For PD patients that we deal with at our centre, there is always the question on what would be better: a walker with wheels or just a standard walker without wheels.
Well, we will explore on the advantages of each and tell you what you should go for.
But before that, let us look at the why one would go for any of the walkers in the first case.
- You want your patient to have stability while walking around. That is if, they are able to walk. If not, then you would better go for a motorized electric scooter.
- You want the patient to have some sense of independence such that they can do basic tasks on their own such as going to the bathroom or going out to bask in the sun without having to request for help.
- For patients with gait freezing, a walker would help them from falls plus provide some sensory cues to stop the freezing especially when it comes with laser lights and sound beeps.
Having looked at reasons why one needs a walker, we can now explore some of the factors that would make one go for either a wheeled or standard walker while leaving out the other. Let’s cut to the chase.
- Weight of the walker
One big factor that you need to consider is the weight of the walker. Studies have shown that weighted walkers are better at giving a patient balance and stability. If you compare the standard walker with the wheeled walker, you will find that one with wheels tend to be heavier and will thus be better in giving the patient more balance and stability as they walk around.
2. Laser cues and beeps
With wheeled walkers, I have seen most installed with sensory cues such as laser lights and auditory beeps. These cues help in prompting the patient to make a move when they have moments of gait freezing.
3. Rests during walk
For patients who tire easily or those who want to make long laps on their walkers, they would definitely need a walker that has a seat and maybe a storage pouch. With these two, they can take rests during their walks. I have only seen such accessories in wheeled walkers but never in standard walkers.
Therefore, the wheeled walker again beats the standard walker if the patient wants to take rests during the walk or if they have some water, snacks or fruits that they need to carry in their walker storage pouches.
4. Flexibility of walker in corners and narrow passageways
Standard walkers tend to be extra thin such that they can easily negotiate through corners and narrow passageways in the house. There are also some nice, wheeled walkers such as the ustep walker which can go through narrow paths and also turn with ease when walking with it.

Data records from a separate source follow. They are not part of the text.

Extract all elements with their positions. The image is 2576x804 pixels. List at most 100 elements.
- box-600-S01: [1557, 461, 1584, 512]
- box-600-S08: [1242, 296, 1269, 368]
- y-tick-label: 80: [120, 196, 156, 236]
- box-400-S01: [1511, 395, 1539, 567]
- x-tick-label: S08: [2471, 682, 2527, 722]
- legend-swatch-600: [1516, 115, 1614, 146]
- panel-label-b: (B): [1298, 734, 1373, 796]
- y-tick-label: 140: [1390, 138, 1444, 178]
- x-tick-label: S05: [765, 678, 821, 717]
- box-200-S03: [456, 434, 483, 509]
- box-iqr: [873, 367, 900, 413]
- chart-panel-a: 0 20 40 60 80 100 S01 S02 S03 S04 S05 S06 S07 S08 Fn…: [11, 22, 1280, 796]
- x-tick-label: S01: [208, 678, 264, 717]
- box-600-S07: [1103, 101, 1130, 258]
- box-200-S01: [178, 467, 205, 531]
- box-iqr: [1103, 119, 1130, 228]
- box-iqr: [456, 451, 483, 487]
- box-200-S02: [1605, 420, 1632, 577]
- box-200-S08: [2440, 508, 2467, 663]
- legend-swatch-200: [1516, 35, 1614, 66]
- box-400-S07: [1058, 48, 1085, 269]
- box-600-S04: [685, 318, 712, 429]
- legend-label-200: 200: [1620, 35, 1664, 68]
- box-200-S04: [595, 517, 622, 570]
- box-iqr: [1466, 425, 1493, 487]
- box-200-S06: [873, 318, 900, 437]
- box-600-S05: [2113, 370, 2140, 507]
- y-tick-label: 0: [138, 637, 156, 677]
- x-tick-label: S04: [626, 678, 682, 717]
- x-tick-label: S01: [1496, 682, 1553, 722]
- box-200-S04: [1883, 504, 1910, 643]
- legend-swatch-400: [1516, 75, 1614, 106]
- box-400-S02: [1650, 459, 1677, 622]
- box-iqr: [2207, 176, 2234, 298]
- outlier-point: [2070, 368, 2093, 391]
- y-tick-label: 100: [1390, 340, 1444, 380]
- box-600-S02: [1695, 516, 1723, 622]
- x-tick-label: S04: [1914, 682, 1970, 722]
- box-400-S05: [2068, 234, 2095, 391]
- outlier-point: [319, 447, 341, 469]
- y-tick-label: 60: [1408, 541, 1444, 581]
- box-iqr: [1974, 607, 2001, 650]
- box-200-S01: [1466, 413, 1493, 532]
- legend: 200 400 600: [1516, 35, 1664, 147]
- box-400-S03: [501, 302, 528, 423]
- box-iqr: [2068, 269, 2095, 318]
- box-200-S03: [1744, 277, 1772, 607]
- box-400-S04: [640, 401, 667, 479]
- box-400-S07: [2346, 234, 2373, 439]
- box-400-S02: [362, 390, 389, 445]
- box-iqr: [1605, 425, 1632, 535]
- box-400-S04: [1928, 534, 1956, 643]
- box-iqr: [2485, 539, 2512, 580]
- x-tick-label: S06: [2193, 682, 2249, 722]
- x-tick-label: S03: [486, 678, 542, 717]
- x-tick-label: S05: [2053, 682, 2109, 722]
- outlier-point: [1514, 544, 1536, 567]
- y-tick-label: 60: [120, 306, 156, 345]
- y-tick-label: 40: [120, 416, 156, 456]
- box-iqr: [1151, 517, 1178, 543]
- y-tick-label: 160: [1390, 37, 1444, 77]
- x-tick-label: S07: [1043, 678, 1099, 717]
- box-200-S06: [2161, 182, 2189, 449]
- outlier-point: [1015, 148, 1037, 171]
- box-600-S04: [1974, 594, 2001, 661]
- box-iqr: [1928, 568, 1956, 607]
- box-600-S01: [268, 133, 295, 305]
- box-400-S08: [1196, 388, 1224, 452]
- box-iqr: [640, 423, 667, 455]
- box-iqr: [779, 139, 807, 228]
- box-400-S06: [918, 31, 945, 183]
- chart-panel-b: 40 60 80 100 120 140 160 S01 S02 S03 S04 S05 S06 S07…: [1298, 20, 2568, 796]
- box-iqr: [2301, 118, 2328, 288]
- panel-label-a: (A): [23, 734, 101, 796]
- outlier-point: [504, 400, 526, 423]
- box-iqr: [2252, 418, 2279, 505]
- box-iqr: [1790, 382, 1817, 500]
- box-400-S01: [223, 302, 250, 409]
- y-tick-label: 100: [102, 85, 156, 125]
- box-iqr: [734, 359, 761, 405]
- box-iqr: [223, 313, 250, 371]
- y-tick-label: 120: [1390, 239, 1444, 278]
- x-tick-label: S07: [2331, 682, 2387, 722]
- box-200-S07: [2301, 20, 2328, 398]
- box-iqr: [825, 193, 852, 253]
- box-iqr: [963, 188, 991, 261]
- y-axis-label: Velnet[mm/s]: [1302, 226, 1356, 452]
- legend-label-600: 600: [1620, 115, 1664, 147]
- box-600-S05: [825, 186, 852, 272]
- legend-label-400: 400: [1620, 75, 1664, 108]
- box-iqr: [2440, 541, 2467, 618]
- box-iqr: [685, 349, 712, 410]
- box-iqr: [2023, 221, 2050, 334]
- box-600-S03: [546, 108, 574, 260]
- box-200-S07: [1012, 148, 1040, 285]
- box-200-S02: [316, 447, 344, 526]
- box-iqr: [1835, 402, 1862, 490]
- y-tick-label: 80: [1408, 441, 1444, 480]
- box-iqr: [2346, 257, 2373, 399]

It goes without saying that a standard walker will be less expensive as compared to the wheeled walker. This is because it has less accessories and is lightweight. So, if you are short on money, you might have to go with the standard non wheeled walker.
6. Risk of accidental falls and stability
One main disadvantage about wheeled walkers is that patients might record more falls especially if the braking system is not the reversible type. Picture this, a patient has gone to the washroom with their wheeled walker and placed it in front of themselves. As they rise to go back to other businesses, they will hold the wheeled walker and if it does not have a reversible braking system, it will move unexpectedly causing the patient to fall.
With a standard walker, accidents are minimal since it is not likely to propel one forward. Especially when it has been installed with good rubber stoppers at the bottom.
7. Speed in Walking
For Parkinson’s patients who have gait freezing episodes, all walkers will slow them somehow. But the standard walker is the least in slowing the patient’s speed of walking around.
Our verdict is that the wheeled walker is way better than the standard walker if you are to consider the weight, stability, rests to patients as well as ability to carry something with it. It gets even better if it has a reversible braking system plus laser cues and sound beeps. Though it will cost more, it offers true value for the money.